Non pas que le peuple anglais ait nécessairement raison sur toute la ligne : peut-être l’histoire dira-t-elle que l’Angleterre était plus heureuse au sein de l’Union. Of course, rien ne dit non plus que le chaos économique annoncé par toutes les chefferies éditoriales (The Guardian, Le Monde, Der Spiegel) adviendra dans les faits. De ce point de vue, l’incertitude est totale, et nos sommités médiatico-économiques ont suffisamment prouvé leur nullité lorsqu’il s’est agi de prévoir, puis d’expliquer, la crise des subprimes en 2008 puis ses multiples répliques dans nos sociétés ouvertes aux quatre vents, pour que l’on se méfie de leurs diatribes nostradamesques.

A dire vrai, il ne fallait pas s’attendre à autre chose de la part de médias aux ordres, propriétés d’industriels millionnaires et d’exilés fiscaux pour la plupart, qui doivent aujourd’hui être considérés pour ce qu’ils sont : la courroie de transmission d’une Union aux allures de monstruosité bureaucratique et vindicative, qui s’est arrogé le droit de vie et de mort sur chacun des Etats qui la composent. Les peuples n’y trouvent pas leur compte ? Ils devront bien s’y faire. Les eurocrates, tout pénétrés de la grandeur de leurs idées, peinent en fait à admettre qu’en Europe, les nations existent encore, et se scandalisent lorsque l’une d’entre elles ne marche plus dans la combine.

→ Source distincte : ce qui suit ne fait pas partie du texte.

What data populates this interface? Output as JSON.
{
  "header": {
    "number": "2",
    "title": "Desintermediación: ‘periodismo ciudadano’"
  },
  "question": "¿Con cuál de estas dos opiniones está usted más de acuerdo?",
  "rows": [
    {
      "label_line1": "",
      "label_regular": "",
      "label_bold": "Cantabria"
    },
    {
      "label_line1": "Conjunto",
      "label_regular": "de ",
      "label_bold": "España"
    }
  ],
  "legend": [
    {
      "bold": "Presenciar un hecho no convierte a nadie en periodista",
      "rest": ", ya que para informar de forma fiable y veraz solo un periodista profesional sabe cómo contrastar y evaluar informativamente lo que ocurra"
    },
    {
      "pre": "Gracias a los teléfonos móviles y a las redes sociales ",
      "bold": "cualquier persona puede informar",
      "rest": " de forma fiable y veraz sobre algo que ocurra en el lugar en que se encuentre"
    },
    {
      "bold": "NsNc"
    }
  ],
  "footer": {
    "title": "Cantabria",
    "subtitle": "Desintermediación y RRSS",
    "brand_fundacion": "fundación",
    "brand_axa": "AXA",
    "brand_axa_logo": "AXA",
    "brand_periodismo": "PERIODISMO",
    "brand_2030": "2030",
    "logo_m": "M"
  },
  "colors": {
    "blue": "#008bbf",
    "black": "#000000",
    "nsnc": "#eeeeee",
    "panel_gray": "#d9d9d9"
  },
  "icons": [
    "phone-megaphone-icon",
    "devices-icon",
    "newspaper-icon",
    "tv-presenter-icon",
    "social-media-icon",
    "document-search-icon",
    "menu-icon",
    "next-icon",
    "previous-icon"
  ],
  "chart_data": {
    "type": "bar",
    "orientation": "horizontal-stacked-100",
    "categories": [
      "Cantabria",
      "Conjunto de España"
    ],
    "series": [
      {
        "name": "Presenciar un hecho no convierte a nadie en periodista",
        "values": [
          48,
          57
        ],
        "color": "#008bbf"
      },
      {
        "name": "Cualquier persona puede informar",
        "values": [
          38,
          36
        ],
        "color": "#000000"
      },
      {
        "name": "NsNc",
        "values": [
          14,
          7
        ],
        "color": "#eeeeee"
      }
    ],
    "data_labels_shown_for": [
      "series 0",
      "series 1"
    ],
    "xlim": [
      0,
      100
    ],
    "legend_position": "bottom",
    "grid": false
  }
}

Ainsi l’Angleterre a fait un pas de côté. Nous verrons si elle deviendra, sous la pression des conservateurs et des requins de la finance, un paradis fiscal ou une zone de non-droit social, comme on l’entend un peu partout ces jours-ci. Nous retiendrons de tout cela que la majorité silencieuse a dit son fait, et que cela marque comme un retour de la démocratie sur le continent. Ce « goodbye » des Britanniques est une belle réponse à Jean-Claude Juncker, qui déclarait placidement pendant la crise grecque qu’il « ne peut y avoir de choix démocratique contre les traités européens ». Ironie de l’histoire, cette bravade hallucinante a peut-être été la première pelletée de terre jetée sur le tombeau de l’Europe de Maastricht et du traité de Lisbonne. Le vote pour le Brexit est l’occasion d’un rappel historique : ce sont les nations démocratiques qui ont fondé l’Union européenne, et non l’inverse. Que l’une d’entre elles, et non des moindres, décide d’en sortir, n’est que le retour de cette ancienne et attachante idée selon laquelle les peuples ont le droit de disposer d’eux-mêmes. Un crachat pour les élites déracinées et les encravatés de Bruxelles ; une excellente nouvelle pour nous, pour tous les autres.